WORLD FFAIRS. Last year ended with a series of portentous developments for the Yanukovych regime. And, more and more, it looks like the regime’s ready to break down or crack up. Consider the signs.

  • The almighty Regionnaires couldn’t even cheat their way to a majority in the new Parliament and, instead, had to settle for what effectively amounts to a power-sharing arrangement with the opposition. Worse, they will now have to deal with a raucous collection of right-wing deputies, the “Svobodites,” who will harass and jeer them at every step of the way.
  • The much-vaunted professionalism of the Regionnaires received two fatal blows, when, first, the government was snookered into signing a billion-dollar deal with an imposter claiming to represent a Spanish energy firm and, second, all the expensive Hyundai trains procured by former Infrastructure Minister Boris Kolesnikov just before the Euro 2012 soccer championships last summer broke down in the harsh Ukrainian winter.
  • In moves that could impress only Leonid Brezhnev in the final years of his inglorious reign as Communist Party leader, the newly appointed speaker of the Parliament became Viktor Yanukovych’s crony from Donetsk, the aging, dull, and thoroughly uninspiring Volodymyr Rybak, while the prime minister’s job went to the equally dull and uninspiring incumbent, Mykola Azarov.
  • The notoriously Ukrainophobic Dmitri Tabachnik remained minister of education, science, youth, and sport, thereby demonstrating the president’s mindboggling inability to understand that replacing him with anyone would have won him easy brownie points with the electorate.
  • That two of the brightest, if morally compromised, members of the old Cabinet, Serhii Tyhypko and Valery Khoroshkovsky, have left—the former for Parliament, the latter for his business empire—demonstrates, first, that Yanukovych’s primary criterion in choosing ministers was not talent or brains, but loyalty and, second, that the pro-regime elites are jumping ship.
  • Since the new Cabinet consists mostly of Yanukovych loyalists who are beholden to his “Family,” the clan run by the president and his two sons, the newly appointed ministers will focus their energies on fulfilling the sultan’s wishes, thereby aggravating the regime’s hypercentralization, indecisiveness, incompetence, ineffectiveness, and instability.
  • Because Yanukovych yes-men also control all the most important financial and economic ministries, the Ukrainian economy will continue to decay, while the Family’s plundering of the economy will accelerate, perhaps in anticipation of the rapidly approaching end and, hence, the limited amount of time left for untrammeled theft.
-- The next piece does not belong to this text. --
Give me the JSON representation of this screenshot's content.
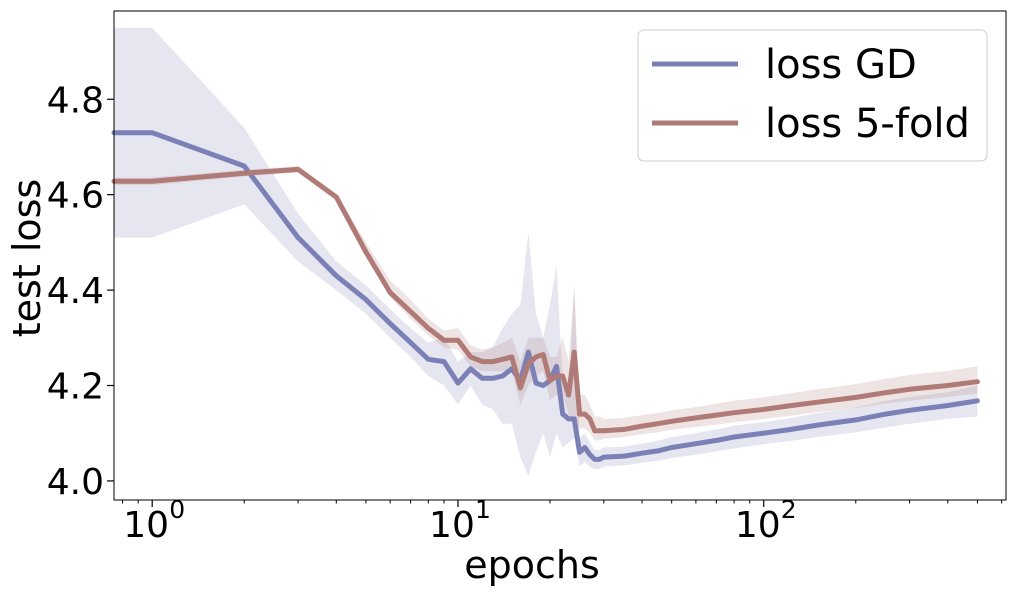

  • All the other seats on the Cabinet went to Donetsk hyper-billionaire Rinat Akhmetov’s flunkies, a sign that Yanukovych has formalized his alliance with Ukraine’s richest man, accepted that his power base has been reduced to a sliver of the country, the Donbas, and effectively acknowledged that he has no legitimacy among the people or even—no less important—the other oligarchs and elites.
  • The last-minute cancelation of the Ukrainian president’s planned trip to Moscow, the European Union’s continued dissatisfaction with his regime, Secretary of State Hilary Clinton’s harsh criticism of Ukraine’s democratic backsliding, and China’s deafening indifference demonstrate that Yanukovych has managed to achieve the near-impossible in international relations: complete isolation.

I could go on, and on, but this brief list should suffice to show that the regime may very well be on its last legs. As shockingly incapable as it was of getting anything right between 2010 and 2013, its incompetence, thievery, and resistance to common sense will probably only grow in the months ahead. As more and more power is concentrated in the Family and its pater familias, the regime will eventually be reduced to an inglorious royal court whose only concerns are self-enrichment and self-preservation. Since Yanukovych loyalists also control the power ministries, the temptation to crack down in order to avert a crack-up will be overwhelming. Cracking down won’t work, however, because the vast majority of the population no longer fears the dullards running the country into the ground.